Kleve. . Im Projektraum Bahnhof 25 reisen zwei Künstler auf ganz verschiedenen Wegen ins Innere der Existenz. Die Ausstellung läuft bis zum 15. Juli.

Der Projektraum Bahnhof 25 ist immer wieder für Überraschungen gut. Die neue Ausstellung zeigt Kunst am Rande des Bewusstseins. Zwei Künstler, zwei Generalangriffe aufs Existenzielle. Und das überhaupt nicht mit Schockierendem oder irgendwelchen Tabubrüchen. Die Kunst hier ist vielmehr Mittel als Zweck und damit im besten Sinne modern: Sie wirft den Betrachter auf sich selbst zurück.

Institut für künstlerische Bildforschung

Im Klartext: Elmar Mauch bezeichnet sich als Bildforscher, er hat sogar ein Institut für künstlerische Bildforschung gegründet. Was das ist? Ein gigantisches Archiv von Fotografien, zusammengesammelt auf allerlei Flohmärkten oder gerettet vor dem Wegwerfen. „Bilder, die ihren Adressaten verloren haben“, sagt Mauch. „Ein Archiv der verwaisten Bilder.“ Porträts von Personen, die niemand mehr kennt. „Auf den Fotografien schauen sie in die Zukunft, aber ihre Zukunft ist für uns Vergangenheit.“ Was Mauch nun macht, ist eine Art Intensivierung der Fotografie. Er manipuliert sie digital oder auch analog, verändert Bildausschnitte, Konturen, Tiefe, kombiniert sie mit anderen Fotografien, überlagert sie, alles mit dem einen Ziel: „Ich will das Gefühl haben, dass sie anfangen zu leben.“

Und so ist man sich auf einmal den Blicken Unbekannter ausgesetzt, während man sie anschaut, man spaziert geradewegs in ein Labyrinth von Blicken und fremden Gedanken: Denn während man ein Porträt ansieht, denkt man unversehens über die mögliche Geschichte des fotografierten Menschen nach, und mit etwas Fantasie kann man die Rollen tauschen – dann ist man selber derjenige, der erwartungsvoll in eine vergangene Zukunft starrt.

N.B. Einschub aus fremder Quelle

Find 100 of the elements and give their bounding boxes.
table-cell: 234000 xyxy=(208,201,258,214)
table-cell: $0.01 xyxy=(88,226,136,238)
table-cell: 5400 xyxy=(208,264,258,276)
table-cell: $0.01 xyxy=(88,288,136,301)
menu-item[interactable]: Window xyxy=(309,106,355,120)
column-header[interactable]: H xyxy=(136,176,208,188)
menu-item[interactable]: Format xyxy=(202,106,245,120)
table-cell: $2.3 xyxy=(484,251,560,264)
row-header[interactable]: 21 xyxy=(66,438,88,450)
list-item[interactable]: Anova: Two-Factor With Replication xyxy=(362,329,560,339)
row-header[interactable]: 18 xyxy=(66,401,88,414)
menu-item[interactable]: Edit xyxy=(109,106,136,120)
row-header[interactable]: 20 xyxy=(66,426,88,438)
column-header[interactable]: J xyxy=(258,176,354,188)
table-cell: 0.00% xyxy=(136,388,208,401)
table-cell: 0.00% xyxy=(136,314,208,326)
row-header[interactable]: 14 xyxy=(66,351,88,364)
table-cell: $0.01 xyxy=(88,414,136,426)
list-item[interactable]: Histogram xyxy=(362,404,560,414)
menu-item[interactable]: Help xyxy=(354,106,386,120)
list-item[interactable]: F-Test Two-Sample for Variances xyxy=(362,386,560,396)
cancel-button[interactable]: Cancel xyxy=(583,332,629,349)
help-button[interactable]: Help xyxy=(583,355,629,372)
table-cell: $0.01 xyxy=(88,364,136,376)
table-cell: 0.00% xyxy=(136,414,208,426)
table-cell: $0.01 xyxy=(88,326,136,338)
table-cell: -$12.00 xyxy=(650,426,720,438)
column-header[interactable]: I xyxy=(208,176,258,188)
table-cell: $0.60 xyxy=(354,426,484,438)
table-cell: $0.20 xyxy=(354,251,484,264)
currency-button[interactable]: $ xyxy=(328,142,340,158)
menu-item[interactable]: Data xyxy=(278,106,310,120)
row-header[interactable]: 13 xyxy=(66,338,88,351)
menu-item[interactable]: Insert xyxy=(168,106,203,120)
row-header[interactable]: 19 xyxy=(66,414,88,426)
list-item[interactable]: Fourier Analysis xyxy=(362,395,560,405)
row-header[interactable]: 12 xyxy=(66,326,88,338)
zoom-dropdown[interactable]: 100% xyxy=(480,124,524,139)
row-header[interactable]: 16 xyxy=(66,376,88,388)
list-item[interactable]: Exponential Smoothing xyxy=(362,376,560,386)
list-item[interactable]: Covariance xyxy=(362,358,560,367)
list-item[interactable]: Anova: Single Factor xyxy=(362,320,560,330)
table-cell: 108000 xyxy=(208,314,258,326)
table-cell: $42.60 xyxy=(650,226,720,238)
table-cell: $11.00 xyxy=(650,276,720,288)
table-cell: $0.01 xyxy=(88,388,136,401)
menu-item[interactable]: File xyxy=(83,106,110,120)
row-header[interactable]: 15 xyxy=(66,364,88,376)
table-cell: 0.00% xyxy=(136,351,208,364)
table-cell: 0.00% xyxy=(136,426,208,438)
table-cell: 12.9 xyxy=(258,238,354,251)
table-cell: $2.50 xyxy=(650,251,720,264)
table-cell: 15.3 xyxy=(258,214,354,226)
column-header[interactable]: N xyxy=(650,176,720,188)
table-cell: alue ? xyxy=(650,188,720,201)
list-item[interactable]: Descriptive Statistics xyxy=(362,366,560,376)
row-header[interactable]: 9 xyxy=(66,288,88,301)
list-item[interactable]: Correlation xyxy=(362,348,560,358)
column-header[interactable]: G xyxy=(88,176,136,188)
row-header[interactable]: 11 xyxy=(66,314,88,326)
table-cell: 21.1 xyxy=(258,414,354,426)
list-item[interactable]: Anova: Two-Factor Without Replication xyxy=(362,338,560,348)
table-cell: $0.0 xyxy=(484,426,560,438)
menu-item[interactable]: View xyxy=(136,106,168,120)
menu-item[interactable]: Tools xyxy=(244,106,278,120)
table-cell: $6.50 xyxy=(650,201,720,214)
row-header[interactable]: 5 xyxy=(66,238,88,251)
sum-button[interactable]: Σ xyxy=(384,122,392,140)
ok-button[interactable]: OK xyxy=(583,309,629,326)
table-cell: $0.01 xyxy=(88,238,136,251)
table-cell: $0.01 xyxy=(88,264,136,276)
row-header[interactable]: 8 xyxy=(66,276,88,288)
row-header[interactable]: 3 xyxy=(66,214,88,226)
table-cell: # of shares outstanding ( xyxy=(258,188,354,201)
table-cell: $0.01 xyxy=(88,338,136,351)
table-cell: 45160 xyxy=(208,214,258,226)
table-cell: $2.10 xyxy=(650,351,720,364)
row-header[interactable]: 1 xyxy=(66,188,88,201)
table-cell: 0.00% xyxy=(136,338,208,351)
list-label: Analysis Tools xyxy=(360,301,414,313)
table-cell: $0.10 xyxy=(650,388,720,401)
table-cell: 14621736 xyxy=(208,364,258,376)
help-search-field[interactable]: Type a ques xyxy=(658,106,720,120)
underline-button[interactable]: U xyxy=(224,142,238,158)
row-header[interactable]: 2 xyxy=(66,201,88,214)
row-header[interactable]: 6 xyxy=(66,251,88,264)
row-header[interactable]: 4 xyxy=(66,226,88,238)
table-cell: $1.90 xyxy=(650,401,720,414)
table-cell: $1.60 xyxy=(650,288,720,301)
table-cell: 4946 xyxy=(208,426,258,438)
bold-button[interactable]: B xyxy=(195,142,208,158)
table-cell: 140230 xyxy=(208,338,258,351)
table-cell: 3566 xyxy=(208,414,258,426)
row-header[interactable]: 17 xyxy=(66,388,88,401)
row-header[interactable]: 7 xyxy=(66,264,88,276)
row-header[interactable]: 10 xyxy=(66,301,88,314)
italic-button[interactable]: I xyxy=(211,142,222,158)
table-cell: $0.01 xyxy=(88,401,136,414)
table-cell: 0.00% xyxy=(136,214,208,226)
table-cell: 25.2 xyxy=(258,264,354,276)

Erinnerungen aus dem Tiefschlaf

Nicht minder spannend ist der Ansatz von Virgile Novarina. Der französische Künstler hat ursprünglich Mathematik und Physik studiert, war Ingenieur, bevor ihm auffiel, dass da etwas in seinem Leben ist, auf das er keinen Zugriff hat: der Schlaf. Ihn interessiert der Tiefschlaf, denn auch dort arbeitet das Gehirn, setzt Farben, Formen oder Worte frei, allerdings nicht verpackt in Geschichten. Novarina hat Zettel und Stift neben sich liegen, wenn er schläft, und sobald er sich umdreht und für einen Moment wach ist, schreibt er auf, woran er sich erinnert. Das können Rechtecke sein oder Worte: „Pourquoi – ich wäre“ steht auf einem Zettel, tatsächlich eine zweisprachige Erinnerung. Das nachts Notierte schreibt er tagsüber noch einmal sauber darunter. Das Ergebnis ist eine Galerie des Unbewussten, über 5000 Blätter hat er auf diese Weise schon gefüllt.

Übrigens schläft Novarina drei Tage lang im Schaufenster der Galerie, man kann ihn ab 23 Uhr beim Schlafen beobachten. Das Verdrängte macht er offensichtlich, die 14 Jahre, die er mit seinen 42 Jahren bislang verschlafen hat. Eigentlich, das zeigt diese Ausstellung, ist es hochgradig merkwürdig zu existieren.

Die Ausstellung im Projektraum Bahnhof 25 ist bis zum 15. Juli jeweils samstags und sonntags von 13 bis 17 Uhr zu sehen.